Des défis scolaires et sociaux

Au plan scolaire, le département dispose de deux ULIS (Unités Localisées d’Inclusion Scolaire) école et d’une ULIS collège d’une capacité d’accueil de 12 élèves chacune. L’autre partie des enfants sourds et malentendants à Mayotte est scolarisée en milieu ordinaire (environ 15 à 20 élèves) et les établissements scolaires constituent le premier lieu d’apprentissage de la langue des signes. Toutefois, le turn-over professionnel récurrent à Mayotte, la création récente d’un Rectorat de plein exercice et le manque de personnel qualifié et sensibilisé à la surdité et à la LSF expliquent en grande partie l’absence d’un enseignement formel de cette langue. La LSF ne sert donc pas à enseigner des contenus pédagogiques : elle est considérée comme un outil de traduction ou un support à l’apprentissage des différentes disciplines. Dans un contexte de forte tension scolaire du fait de l’accroissement démographique, de nombreux enfants n’ont pas de scolarisation adaptée et l’information sur les possibilités de scolariser des enfants sourds et malentendants est souvent méconnue : il existe très probablement un certain nombre d’enfants qui ont une déficience auditive et qui ne sont pas scolarisés et/ou pas dépistés. Telle Laborit (2001) qui découvre à 7 ans qu’elle n’est pas seule dans sa surdité, il existe des enfants sourds à Mayotte qui ne savent pas, pas plus que leur famille, qu’ils peuvent communiquer, partager, s’exprimer avec des millions d’autres personnes. L’Association pour les Déficients Sensoriels de Mayotte recense actuellement plus d’une centaine de personnes sourdes à Mayotte. Or, avec une prévalence de 0,3 % de personnes sourdes profondes au niveau mondial, leur nombre (adultes et enfants) devrait être de l’ordre de 900 pour le département.

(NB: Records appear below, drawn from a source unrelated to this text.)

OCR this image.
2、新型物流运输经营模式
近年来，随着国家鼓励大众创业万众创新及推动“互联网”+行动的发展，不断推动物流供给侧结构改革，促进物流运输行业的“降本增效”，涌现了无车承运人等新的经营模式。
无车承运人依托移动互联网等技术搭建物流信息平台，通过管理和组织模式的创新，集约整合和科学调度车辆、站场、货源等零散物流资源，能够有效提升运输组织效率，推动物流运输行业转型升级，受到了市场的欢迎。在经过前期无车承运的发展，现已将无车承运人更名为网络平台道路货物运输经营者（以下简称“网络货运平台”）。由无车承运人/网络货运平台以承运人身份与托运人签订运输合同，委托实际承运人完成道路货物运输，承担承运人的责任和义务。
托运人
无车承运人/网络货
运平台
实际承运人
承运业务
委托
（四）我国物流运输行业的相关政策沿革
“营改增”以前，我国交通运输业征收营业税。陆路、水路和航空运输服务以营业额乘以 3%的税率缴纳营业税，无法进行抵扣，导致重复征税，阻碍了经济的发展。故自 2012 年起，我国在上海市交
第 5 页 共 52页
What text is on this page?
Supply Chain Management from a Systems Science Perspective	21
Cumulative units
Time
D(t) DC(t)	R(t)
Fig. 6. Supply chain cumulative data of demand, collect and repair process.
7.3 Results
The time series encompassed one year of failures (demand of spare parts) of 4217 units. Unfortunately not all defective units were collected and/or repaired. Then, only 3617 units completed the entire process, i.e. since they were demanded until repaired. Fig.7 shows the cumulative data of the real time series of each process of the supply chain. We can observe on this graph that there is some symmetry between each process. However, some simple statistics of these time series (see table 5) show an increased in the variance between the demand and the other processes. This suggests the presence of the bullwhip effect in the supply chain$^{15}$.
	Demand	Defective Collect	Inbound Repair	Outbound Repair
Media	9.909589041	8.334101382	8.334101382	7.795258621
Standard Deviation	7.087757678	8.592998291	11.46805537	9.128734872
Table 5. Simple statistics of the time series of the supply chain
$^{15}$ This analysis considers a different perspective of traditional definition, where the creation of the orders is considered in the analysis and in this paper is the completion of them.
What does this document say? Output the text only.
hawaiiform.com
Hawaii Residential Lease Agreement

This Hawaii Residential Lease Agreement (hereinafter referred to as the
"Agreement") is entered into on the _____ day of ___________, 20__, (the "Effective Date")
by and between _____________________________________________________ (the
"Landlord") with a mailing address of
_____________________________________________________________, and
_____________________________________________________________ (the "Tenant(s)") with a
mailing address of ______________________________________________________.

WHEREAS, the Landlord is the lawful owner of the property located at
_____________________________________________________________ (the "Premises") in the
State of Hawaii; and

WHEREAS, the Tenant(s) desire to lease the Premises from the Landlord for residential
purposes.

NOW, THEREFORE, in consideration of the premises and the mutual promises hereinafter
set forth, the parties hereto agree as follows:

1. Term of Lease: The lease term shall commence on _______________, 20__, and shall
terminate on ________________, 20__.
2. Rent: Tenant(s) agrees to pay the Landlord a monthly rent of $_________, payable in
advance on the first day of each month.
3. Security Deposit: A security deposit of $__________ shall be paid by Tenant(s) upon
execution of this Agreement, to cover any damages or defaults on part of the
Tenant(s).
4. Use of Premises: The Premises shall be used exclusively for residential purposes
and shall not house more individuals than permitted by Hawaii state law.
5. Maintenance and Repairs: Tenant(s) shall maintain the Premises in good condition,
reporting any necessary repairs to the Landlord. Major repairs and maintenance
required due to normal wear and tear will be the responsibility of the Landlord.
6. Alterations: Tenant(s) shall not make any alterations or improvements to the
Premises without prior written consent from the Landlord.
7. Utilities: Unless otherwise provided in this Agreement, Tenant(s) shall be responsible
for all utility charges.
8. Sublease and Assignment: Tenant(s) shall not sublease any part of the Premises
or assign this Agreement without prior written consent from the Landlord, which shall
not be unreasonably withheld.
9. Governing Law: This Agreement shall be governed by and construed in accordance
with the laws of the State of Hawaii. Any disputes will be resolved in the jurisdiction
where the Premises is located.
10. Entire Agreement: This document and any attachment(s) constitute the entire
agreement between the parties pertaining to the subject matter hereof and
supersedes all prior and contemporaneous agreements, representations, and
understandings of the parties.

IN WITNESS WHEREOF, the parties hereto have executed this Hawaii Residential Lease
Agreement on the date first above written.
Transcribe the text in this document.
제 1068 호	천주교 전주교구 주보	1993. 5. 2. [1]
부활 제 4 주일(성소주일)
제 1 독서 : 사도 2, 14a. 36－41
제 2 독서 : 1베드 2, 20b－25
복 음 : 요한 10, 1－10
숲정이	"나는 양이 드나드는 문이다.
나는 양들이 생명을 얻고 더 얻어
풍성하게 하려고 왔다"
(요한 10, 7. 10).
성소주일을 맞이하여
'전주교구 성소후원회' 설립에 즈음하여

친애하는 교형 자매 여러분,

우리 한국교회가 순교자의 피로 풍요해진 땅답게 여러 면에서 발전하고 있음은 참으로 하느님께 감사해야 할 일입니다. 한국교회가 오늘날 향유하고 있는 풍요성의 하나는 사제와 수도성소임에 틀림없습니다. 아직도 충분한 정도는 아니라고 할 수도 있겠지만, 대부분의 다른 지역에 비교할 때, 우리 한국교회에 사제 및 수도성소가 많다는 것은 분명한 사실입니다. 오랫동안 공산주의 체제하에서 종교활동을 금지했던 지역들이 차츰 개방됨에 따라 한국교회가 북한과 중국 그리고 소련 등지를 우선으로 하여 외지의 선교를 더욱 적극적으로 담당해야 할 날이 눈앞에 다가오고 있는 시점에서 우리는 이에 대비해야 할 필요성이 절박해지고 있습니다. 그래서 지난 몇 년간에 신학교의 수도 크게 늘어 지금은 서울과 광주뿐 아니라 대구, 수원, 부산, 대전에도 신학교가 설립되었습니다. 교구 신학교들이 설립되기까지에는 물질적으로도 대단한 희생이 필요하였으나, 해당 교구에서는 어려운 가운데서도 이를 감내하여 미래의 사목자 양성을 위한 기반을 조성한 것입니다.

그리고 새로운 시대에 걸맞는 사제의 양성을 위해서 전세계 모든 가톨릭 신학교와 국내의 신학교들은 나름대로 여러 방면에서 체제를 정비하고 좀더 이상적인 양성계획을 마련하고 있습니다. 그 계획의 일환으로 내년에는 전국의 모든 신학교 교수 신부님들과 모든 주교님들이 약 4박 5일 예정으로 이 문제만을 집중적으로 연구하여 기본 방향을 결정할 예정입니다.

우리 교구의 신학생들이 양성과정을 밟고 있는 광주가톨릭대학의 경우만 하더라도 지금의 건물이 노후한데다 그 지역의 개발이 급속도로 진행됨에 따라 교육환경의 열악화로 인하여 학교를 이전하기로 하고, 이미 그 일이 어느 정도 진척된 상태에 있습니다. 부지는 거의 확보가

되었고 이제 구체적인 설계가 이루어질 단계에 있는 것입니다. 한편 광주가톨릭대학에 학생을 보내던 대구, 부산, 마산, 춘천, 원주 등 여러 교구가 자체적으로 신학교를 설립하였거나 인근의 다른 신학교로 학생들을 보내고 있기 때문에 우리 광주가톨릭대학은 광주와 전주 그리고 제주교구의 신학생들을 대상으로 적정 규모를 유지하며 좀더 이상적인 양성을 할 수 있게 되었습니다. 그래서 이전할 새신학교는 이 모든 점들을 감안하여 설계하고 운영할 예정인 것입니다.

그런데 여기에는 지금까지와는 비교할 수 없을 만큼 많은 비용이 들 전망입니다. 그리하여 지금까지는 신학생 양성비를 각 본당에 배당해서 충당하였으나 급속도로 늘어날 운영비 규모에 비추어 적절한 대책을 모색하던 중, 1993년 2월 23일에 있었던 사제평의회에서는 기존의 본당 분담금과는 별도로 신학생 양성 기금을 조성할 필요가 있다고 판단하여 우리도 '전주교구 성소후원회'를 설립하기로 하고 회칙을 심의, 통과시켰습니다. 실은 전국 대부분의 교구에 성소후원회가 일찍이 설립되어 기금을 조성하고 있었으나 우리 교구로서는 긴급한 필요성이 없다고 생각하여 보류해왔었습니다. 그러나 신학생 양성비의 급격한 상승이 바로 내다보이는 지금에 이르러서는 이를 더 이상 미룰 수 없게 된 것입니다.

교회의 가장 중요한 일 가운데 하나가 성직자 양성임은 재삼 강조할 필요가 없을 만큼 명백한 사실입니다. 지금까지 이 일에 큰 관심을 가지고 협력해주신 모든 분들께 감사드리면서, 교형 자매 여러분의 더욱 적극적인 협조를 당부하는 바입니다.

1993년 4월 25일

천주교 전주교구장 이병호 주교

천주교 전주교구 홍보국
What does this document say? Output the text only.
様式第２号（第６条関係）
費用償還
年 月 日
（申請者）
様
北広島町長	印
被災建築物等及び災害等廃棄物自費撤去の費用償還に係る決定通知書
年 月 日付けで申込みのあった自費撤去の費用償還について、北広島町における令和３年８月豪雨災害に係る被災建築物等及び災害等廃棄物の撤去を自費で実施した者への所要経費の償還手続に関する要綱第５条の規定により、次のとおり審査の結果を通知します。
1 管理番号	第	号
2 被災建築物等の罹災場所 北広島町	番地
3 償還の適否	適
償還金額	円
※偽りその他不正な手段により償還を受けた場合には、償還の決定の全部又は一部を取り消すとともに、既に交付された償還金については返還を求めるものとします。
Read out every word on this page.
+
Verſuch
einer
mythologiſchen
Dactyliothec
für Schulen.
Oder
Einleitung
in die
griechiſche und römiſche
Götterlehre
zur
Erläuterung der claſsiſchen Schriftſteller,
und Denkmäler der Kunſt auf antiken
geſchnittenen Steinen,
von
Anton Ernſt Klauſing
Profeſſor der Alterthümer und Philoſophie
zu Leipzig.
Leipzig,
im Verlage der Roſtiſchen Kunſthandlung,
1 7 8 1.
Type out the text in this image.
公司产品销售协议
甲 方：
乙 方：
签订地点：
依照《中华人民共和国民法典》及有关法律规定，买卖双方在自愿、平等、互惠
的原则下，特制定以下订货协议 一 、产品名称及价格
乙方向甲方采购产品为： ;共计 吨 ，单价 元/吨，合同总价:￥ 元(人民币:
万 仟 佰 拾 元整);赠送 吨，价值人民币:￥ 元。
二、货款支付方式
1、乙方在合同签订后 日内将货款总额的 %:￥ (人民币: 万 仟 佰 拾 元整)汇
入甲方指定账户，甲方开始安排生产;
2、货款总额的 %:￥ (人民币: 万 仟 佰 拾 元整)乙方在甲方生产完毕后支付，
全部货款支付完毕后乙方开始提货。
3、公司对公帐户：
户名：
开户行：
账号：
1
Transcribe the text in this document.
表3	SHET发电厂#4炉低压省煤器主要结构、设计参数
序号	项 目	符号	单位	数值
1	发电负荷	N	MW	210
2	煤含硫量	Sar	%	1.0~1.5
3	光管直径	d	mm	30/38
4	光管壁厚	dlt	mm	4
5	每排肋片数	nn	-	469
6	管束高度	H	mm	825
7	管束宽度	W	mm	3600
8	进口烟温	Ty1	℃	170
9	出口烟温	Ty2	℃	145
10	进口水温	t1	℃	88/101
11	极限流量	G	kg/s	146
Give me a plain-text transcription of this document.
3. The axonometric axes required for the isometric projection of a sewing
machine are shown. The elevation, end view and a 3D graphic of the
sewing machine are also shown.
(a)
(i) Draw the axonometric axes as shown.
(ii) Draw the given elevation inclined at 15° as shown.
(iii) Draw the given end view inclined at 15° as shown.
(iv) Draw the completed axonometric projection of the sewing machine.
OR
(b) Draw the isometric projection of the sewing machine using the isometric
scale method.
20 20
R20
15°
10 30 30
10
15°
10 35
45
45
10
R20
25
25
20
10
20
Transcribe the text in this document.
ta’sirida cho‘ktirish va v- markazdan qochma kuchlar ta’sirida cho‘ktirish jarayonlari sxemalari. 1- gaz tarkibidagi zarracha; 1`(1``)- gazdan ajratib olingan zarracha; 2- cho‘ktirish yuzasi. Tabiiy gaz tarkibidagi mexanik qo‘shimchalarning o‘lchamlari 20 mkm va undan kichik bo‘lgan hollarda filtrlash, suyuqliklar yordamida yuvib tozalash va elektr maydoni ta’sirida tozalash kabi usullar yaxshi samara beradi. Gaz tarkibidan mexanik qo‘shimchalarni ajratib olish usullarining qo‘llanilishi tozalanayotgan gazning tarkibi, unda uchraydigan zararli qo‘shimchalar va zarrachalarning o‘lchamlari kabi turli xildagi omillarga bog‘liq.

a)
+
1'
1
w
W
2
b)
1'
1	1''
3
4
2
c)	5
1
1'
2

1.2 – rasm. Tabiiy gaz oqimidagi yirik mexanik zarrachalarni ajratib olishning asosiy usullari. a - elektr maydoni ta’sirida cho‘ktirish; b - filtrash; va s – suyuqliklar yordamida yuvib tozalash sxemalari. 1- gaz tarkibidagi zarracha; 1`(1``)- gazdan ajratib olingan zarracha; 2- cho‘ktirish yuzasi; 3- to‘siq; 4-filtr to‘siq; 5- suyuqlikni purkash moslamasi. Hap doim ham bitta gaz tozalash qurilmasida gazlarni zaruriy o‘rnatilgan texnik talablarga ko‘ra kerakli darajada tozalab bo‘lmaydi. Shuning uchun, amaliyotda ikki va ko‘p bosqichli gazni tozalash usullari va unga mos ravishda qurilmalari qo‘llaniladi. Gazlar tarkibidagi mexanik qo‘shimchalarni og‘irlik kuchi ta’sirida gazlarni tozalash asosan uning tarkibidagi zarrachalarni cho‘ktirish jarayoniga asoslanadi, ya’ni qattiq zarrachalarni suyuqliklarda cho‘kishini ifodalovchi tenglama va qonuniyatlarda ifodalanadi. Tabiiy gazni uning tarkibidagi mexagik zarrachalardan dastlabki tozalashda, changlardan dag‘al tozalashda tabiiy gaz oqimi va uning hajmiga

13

Au plan social, l’isolement des personnes déficientes auditives est notable : isolement géographique entre les différents membres de la communauté sourde du fait d’un réseau de transport très limité ; isolement familial lorsque la famille ne pratique pas la LSF, isolement socioprofessionnel avec un fort taux de chômage pour ce public, difficultés de régularisation administrative pour certains. Les représentations culturelles locales vis-à-vis du handicap constituent également un obstacle à l’inclusion des sourds et malentendants : il est souvent vécu comme une honte ou une malédiction qui touche la sphère familiale.

Les spécificités de la LSF à Mayotte

Comme pour l’ensemble du territoire national, la LSF est enseignée et apprise dans les lieux de socialisation des personnes sourdes (école, famille, tissu associatif) et comme ailleurs, elle est contextualisée. La LSF possède une grammaire et une syntaxe normées qui sont toutefois méconnues ou insuffisamment maîtrisées par nombre de ses utilisateurs à Mayotte par manque de formation, mais aussi du fait de l’éloignement de la métropole, du manque d’échanges avec la communauté sourde réunionnaise (qui en est à ses débuts) et du manque de formation des professionnels éducatifs. Ainsi, il existe une importante variation aux niveaux syntaxique et grammatical. Au plan lexical, des signes sont spécifiques au territoire : nom des communes, de la faune et la flore endémiques, des coutumes et traditions locales, etc.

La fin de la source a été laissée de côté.